Context doesn't seem to matter; if a woman is shown as sexually submissive, it's obvious she's an object for the use of any man who wants her; if she's sexually aggressive, it objectifies her because it exaggerates her sexuality (as if sexually aggressive women were a fiction that is never found in nature). The argument is hermetically sealed; sexual depictions of women objectify those women because all sexual situations objectify women by definition. (Taken to its logical conclusion, this must mean that all sexual situations are for the benefit of men, not women--presumably because either women do not enjoy sex, or because they are unqualified to make informed decisions about sex.)

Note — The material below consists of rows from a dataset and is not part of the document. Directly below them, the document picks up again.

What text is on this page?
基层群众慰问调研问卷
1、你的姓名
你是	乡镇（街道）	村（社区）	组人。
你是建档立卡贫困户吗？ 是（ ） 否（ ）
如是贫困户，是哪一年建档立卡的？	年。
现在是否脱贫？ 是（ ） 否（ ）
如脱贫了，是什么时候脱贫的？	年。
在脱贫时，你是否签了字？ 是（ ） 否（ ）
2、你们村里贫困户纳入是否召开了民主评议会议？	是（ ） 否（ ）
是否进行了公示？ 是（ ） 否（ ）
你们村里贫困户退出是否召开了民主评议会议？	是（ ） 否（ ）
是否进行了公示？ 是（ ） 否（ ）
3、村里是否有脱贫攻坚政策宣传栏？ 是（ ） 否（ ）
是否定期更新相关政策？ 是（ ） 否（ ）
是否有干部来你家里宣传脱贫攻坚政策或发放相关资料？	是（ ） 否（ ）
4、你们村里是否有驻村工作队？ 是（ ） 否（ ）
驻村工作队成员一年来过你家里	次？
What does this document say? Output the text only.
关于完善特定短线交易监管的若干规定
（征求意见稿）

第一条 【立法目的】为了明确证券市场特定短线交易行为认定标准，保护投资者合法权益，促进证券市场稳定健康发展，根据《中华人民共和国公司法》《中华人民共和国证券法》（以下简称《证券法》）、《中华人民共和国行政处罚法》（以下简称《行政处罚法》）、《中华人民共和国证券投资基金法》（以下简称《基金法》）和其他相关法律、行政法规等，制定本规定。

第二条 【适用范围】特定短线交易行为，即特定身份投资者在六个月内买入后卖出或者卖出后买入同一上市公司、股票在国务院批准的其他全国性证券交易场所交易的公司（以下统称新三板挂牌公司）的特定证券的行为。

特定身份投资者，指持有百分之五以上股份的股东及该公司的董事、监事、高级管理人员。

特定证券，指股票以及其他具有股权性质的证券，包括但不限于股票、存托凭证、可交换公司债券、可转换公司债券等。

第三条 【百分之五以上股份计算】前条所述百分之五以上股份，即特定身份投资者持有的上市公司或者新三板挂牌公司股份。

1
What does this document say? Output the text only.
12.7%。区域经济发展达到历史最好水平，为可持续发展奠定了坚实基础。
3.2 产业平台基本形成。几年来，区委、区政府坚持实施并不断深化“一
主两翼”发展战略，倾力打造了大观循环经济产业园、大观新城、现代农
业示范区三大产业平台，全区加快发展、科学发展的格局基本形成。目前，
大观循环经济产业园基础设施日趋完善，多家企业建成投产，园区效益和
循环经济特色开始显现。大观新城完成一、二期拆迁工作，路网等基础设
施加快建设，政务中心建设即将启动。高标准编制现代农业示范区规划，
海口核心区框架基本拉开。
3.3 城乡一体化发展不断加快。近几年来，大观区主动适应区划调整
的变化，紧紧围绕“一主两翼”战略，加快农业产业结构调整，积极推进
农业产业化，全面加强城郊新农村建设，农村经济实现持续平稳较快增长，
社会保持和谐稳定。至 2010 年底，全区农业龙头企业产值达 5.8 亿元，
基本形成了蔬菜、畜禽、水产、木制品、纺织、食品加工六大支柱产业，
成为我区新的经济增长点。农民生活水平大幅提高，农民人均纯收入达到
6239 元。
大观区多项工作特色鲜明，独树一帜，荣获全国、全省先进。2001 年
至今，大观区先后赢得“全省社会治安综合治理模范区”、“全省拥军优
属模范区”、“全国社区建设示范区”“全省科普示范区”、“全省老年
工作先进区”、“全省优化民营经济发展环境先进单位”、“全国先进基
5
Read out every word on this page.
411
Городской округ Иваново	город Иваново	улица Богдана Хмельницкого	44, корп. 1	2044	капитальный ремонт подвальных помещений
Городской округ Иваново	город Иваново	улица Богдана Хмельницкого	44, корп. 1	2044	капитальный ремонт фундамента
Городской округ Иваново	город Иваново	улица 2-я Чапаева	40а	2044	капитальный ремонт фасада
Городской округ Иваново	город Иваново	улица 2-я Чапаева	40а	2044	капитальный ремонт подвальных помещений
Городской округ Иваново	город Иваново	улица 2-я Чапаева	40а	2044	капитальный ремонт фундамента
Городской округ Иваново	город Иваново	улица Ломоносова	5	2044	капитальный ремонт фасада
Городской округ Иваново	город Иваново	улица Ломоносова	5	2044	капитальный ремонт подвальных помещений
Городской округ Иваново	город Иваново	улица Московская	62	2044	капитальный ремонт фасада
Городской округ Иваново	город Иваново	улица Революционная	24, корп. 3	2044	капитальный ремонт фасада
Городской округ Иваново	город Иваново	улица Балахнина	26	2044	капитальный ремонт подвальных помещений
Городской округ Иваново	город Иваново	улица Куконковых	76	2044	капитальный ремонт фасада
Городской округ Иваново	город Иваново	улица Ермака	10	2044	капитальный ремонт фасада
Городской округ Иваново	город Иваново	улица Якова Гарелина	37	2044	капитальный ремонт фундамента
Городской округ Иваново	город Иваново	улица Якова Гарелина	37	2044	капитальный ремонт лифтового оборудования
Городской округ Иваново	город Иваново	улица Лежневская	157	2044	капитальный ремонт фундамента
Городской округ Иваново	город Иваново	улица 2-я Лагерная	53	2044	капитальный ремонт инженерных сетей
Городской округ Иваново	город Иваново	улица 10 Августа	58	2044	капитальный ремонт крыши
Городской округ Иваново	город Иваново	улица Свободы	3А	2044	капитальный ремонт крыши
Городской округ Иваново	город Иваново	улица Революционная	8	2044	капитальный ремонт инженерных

And why do all sexual situations objectify women? Because they create a context in which the woman's sexuality is the most important thing about her. What this argument neglects is that any situation will, by its nature, exaggerate those qualities which are relevant to that situation. A photograph of a female executive emphasizes her role as a decision-maker and corporate officer, to the exclusion of her hobby as a scuba-diver or her accomplishments as an amateur pianist. That doesn't mean that she has been objectified or that those other aspects of her are unimportant; it simply means that one photograph must be limited in scope.
No single work of art can possibly hope to represent every facet of all humanity. Any work of art must, by its nature, narrow its focus to only whatever few elements the artist chooses to explore. Human sexuality, in all its myriad forms, is a significant part of the human experience, and is therefore a legitimate subject for an artist to explore. To suggest otherwise is to deny us the right to express part of what it is that makes us as a species separate from everything else that exists.
Xero is a publication that reflects in many ways the tastes and artistic sensibilities of its creators, but it doesn't reflect our tastes alone. Like any open-submission periodical, it succeeds or fails on the quality and quantity of material that's contributed to us.
If you don't personally like the sensibilities or philosophies you see here, don't complain about it; send us something you do like! If it's good, we'll publish it. If you don't like the kind of artwork you see in here, send us some of yours! Better yet, start your own magazine, and rake us over the coals in your editorial. Variety is always better than monotony. If you don't agree with us, fine! Let's talk--but bring something to the table.